If you have been lucky enough to see The Hunt for the Wilderpeople without having the slightest idea what you were in for (like me), then you will have some idea of what I mean by the joy of discovery. This is one of those films from New Zealand that cuts loose from all pretensions in increasingly zanier ways. Yes, there is even a scene where a man shows up dressed as a bush. The story focuses around a depressed, angry man who goes on the run into the wilderness with a delinquent adolescent. At first, they hate each other. But the bond they eventually discover by necessity and sheer dependence in order to survive is miraculously joyful. No man is an island, indeed. Or even a bush.

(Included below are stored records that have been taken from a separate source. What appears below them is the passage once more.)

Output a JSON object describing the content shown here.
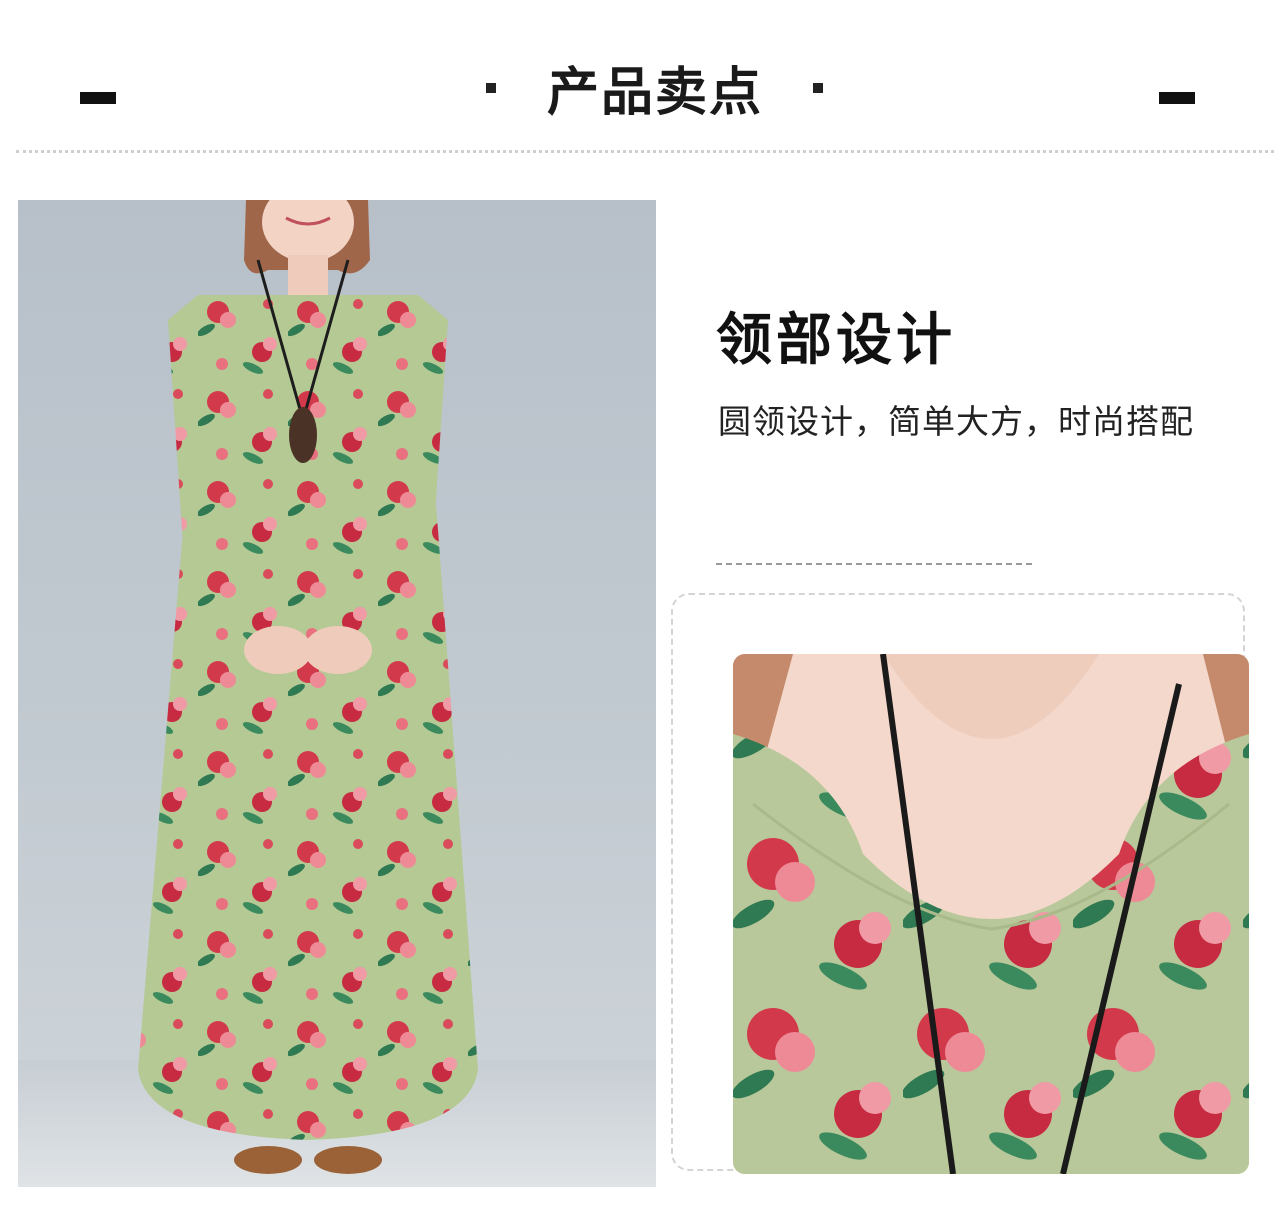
{
  "header": {
    "title": "产品卖点"
  },
  "feature": {
    "heading": "领部设计",
    "description": "圆领设计，简单大方，时尚搭配"
  },
  "images": {
    "main_photo": "floral-maxi-dress-model-photo",
    "detail_photo": "neckline-closeup-photo"
  },
  "colors": {
    "dress_green": "#b5c994",
    "flower_red": "#d23a4c",
    "flower_pink": "#ee8a96",
    "leaf_green": "#2f7a52",
    "backdrop": "#bfc7ce",
    "skin": "#f2d3c4"
  }
}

Then, there is First Man. Have you seen this Oscar-deserving turn from Ryan Gosling? That film took me to the moon and back, in more ways than one. I saw it in an IMAX theatre so got the full benefit of rocket launch including explosive sound and enough unrelenting vibration to make me close my eyes and grab hold of my armrests. The sensation was almost unbearable at times. But what was perhaps more unnerving was that those beautiful sad blue eyes of Ryan Gosling as Neil Armstrong never changed. Whether he was blasting off to the moon, crash landing on a test flight, or telling his two sons he might never see them again, his eyes never changed. They were unfathomable. He became the first man to walk on the moon, causing one of the greatest worldwide celebrations in all of history. Yet, if the eyes tell the story, it would be difficult to read anything like joy in them. I found that profoundly affecting. Most of us can only dream of such an achievement. But for some, the capacity for joy is the real achievement. Joy requires deep wells within our being that nurture us through anything life has to show us. Joy is what connects us to others; there is no detachment in joy. Joy is a lifegiver. Great things can be discovered and achieved without joy, but they usually leave behind a trail of painful and broken relationships.

So, how do you cultivate joy if going to the moon and back isn’t enough? At the end of First Man, we are left with the image of Neil Armstrong and his wife trying to touch each other through an impenetrable glass wall. He is in quarantine, but he might as well be back on the moon. There is no joy in their reunion.

Joy defies the glass wall. When we connect with others different from ourselves, look for new ways to grow our understanding of the world, and create beauty in places of pain, we smash the glass wall and deepen our wells. This is the true joy of discovery, I believe.

So, I am off on a search for Earth Son. He embodies joy for me. His wells are deep, even if unconventional. They tend to reside in far corners, close to mountain springs and people who live with goats and wear bushes on their backs. I am not as brave as he is, or even as curious. But he certainly teaches me a lot about smashing glass walls.

This could be epic. It could even be a new beginning.

Earth Son and Madre do India. Oh my word. Watch this space!